Backstage at the American Shakespeare Center’s Blackfriars Playhouse in Staunton, actor Chris Johnston pulls on a red turtleneck and green velvet knickers, a green velvet smock and red-and-white-striped stockings. He ties up a pair of Converse Chuck Taylors with jingle bells on the shoelaces and dons what he calls “a perky stocking cap decorated with spangles.”

He reads a few pages of text—lines he began rehearsing months ago, while he was walking his dog or holding his newborn daughter—to get the words in his mouth. And right before he goes on stage, Johnston reminds himself to just tell the story.

The story Johnston tells this holiday season isn’t one of Shakespeare’s, but one of a cynical, out-of-work slacker actor who takes a job working as an elf named Crumpet at a New York City Macy’s department store during the holidays.

As the star and sole character of The Santaland Diaries, the elf regales his captive audience with an insider’s view of Santaland: the interactions with other elves (some were extras on daytime soap operas), the various Santas and their lecherous and drunken habits, the angry, greedy and harried parents and all of the snot-nosed, sometimes stupid and sometimes smartass children.

The Santaland Diaries, an adaptation of essayist David Sedaris’ story about working as a Christmas elf, has been a pillar of the American Shakespeare Center’s holiday season every year since 2004, but Johnston will be the last actor to play Crumpet at the ASC, at least for a while.

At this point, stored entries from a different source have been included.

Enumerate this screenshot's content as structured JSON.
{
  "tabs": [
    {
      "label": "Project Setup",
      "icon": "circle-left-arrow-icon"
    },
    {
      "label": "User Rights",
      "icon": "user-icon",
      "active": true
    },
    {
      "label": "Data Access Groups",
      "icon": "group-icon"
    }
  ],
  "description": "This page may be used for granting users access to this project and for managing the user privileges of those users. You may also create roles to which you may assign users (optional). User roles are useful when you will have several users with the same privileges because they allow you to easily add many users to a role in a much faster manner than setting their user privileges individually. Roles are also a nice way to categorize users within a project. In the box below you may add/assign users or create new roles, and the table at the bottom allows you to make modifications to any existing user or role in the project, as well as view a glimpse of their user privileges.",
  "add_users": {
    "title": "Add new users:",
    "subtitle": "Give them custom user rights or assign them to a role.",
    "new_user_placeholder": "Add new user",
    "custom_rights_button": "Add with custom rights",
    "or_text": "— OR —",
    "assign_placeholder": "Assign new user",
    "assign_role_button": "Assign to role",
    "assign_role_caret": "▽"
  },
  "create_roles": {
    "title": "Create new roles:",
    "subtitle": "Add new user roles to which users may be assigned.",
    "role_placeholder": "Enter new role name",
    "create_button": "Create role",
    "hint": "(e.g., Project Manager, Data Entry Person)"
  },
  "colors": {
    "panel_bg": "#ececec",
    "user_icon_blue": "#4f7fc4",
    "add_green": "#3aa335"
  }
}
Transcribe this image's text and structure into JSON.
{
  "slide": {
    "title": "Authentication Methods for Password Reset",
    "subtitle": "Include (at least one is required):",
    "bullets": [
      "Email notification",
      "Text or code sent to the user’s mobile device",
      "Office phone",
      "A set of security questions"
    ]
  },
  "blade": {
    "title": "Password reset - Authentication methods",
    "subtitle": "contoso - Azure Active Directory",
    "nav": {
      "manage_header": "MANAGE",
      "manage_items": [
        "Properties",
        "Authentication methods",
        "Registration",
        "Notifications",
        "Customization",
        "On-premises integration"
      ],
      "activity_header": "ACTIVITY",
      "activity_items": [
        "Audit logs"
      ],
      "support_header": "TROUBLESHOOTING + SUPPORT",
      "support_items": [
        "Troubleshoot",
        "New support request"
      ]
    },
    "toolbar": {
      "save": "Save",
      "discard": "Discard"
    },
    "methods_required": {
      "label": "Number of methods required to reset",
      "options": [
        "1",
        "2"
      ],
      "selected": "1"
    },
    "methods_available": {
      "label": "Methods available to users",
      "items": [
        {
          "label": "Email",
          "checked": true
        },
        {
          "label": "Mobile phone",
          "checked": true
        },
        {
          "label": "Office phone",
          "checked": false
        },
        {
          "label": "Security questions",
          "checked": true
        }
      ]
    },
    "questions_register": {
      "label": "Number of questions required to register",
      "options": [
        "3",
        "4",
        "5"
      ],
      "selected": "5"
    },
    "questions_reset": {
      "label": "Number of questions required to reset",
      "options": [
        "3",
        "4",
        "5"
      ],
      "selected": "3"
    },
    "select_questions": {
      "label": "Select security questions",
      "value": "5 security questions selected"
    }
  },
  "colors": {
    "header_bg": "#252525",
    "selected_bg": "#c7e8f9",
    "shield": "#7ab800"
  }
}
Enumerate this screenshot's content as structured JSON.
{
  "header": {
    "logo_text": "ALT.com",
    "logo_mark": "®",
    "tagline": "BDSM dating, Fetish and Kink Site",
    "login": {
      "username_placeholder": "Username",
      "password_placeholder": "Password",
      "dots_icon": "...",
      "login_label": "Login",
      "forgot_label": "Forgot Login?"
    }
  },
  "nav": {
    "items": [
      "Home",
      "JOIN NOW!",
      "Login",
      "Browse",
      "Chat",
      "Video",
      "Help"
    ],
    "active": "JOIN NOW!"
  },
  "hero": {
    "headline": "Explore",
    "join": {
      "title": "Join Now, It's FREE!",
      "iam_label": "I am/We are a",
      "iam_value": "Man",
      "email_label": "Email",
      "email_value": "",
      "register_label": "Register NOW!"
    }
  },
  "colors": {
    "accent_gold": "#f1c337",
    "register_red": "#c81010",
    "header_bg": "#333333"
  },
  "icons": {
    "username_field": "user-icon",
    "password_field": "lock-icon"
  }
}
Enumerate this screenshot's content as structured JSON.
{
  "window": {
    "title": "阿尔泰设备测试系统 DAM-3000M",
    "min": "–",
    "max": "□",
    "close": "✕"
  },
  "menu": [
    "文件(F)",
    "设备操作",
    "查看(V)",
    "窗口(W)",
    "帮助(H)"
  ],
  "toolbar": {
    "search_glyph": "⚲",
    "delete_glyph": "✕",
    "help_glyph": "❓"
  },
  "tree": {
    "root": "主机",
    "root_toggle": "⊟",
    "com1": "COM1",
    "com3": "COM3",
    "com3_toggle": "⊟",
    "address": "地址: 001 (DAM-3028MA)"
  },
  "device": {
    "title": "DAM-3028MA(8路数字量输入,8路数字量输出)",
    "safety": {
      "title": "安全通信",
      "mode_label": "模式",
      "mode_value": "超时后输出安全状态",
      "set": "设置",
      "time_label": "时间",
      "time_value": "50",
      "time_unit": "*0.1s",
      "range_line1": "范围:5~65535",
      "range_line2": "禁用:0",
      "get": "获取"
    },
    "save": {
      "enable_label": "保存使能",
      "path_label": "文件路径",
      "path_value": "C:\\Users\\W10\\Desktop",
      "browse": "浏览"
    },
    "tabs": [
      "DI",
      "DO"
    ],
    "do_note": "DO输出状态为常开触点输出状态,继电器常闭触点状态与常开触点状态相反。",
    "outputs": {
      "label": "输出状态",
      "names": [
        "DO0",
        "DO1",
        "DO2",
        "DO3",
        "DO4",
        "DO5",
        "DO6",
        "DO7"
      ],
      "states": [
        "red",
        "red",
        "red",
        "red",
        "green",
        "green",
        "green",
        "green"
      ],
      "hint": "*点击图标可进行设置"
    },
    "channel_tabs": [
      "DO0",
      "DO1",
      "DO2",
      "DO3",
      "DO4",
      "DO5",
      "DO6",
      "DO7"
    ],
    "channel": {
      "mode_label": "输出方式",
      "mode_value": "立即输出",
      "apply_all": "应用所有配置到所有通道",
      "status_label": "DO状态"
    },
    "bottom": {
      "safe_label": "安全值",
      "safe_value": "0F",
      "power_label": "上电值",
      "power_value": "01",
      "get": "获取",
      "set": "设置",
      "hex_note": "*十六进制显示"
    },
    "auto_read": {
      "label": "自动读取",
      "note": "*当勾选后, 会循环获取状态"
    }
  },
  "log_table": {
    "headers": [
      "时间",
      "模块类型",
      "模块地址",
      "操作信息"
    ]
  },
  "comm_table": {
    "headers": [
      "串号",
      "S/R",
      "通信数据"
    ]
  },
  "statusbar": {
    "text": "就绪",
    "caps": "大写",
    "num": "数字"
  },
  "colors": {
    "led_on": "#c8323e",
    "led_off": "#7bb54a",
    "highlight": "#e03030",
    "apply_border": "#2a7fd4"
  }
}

“The time was right to make a change,” and the reasons were many, says ASC co-founder and artistic director Jim Warren. “I’ve been saying for years that I want us to stay ahead of the curve and figure out the right time to change our holiday season programming before ticket sales took a nose dive,” he says. “And, to be perfectly transparent, being denied the rights to perform Santaland with the all-star female actor who has played dozens of male Shakespeare characters—Allison Glenzer—helped me to decide that the time was now,” Warren says.

Warren has directed more than half a dozen actors in the role of Crumpet, and “each actor brought their own personality, their own take on the character and their own bag of tricks to the rehearsal process for us to create something special and different every year,” he says.

Johnston’s take on Crumpet has been in the works for nearly two decades. He saw a dress rehearsal of Santaland when he was in high school in Utah and thought it was “hilarious. I just thought it was really, really, really great.” Then, in 2006, during his first holiday season with the ASC, Johnston started playing the pre-show music for Santaland and has done so every year since.

After being around the character for so long, Johnston says finding something that he shares with the character on the page helped him bring Crumpet to life. He identifies with Crumpet’s ability to see—and subsequently reveal—the true nature of things. When a parent whispers to Crumpet, “We’d like a traditional Santa, if you know what I mean,” Crumpet leads the family to a Santa who is decidedly not white, exposing the quiet undercurrent of racism.

It’s not easy to be alone on stage for an hour and 10 minutes, Johnston says (Andrew Goldwasser and René Thornton Jr., who played Crumpet in 2013 and 2014, respectively, agree). Actors often rely on one another for cues, establishing a rhythm not just for lines, but for knowing when a scene is going well and when it needs to pick up a little. But in Santaland, the actor’s scene partner is the audience…and every night, the audience is different.

There’s no exiting the stage after a bad scene, regrouping and coming back on to nail the next scene. And Johnston knows quite well when a joke doesn’t land—he can see their faces. The ASC’s mission is to explore the English Renaissance stage and its practices, namely Shakespeare’s staging conditions of leaving the lights on the audience and thereby including them in the world of the play, Warren explains.

But really, Johnston says, he’s only alone on stage for the first 10 minutes, as he gets to know the crowd. After that, Johnston, his audience and Crumpet are all in it together.

“It’s a good challenge as an actor, and I like that,” he says. “I don’t want to get bored, and I don’t want to get complacent.”

By the end of the play, it’s Christmas Eve, and on that night, the Macy’s customers reveal the season’s worst evils, cranked up a notch. Crumpet has had it up to here with Santaland; he’s ready to snap.

“I loved every time the show would wind down to its final stanza…and that last Santa, a Santa who’s a bit different from the rest,” former Crumpet Goldwasser says. After more than an hour of sarcasm and cynicism, “suddenly there’s this heart, and this room full of people (myself included), who had spent the last hour laughing about how annoying this time of year can be, suddenly remember why it’s also the most wonderful time of the year.”

“I love doing that and being able to see what it does to a room,” Johnston says with wistfulness in his voice, glad for the house lights that afford him a full view of the audience as he’ll tell Crumpet’s story a few more times before the lights go down on ASC’s The Santaland Diaries.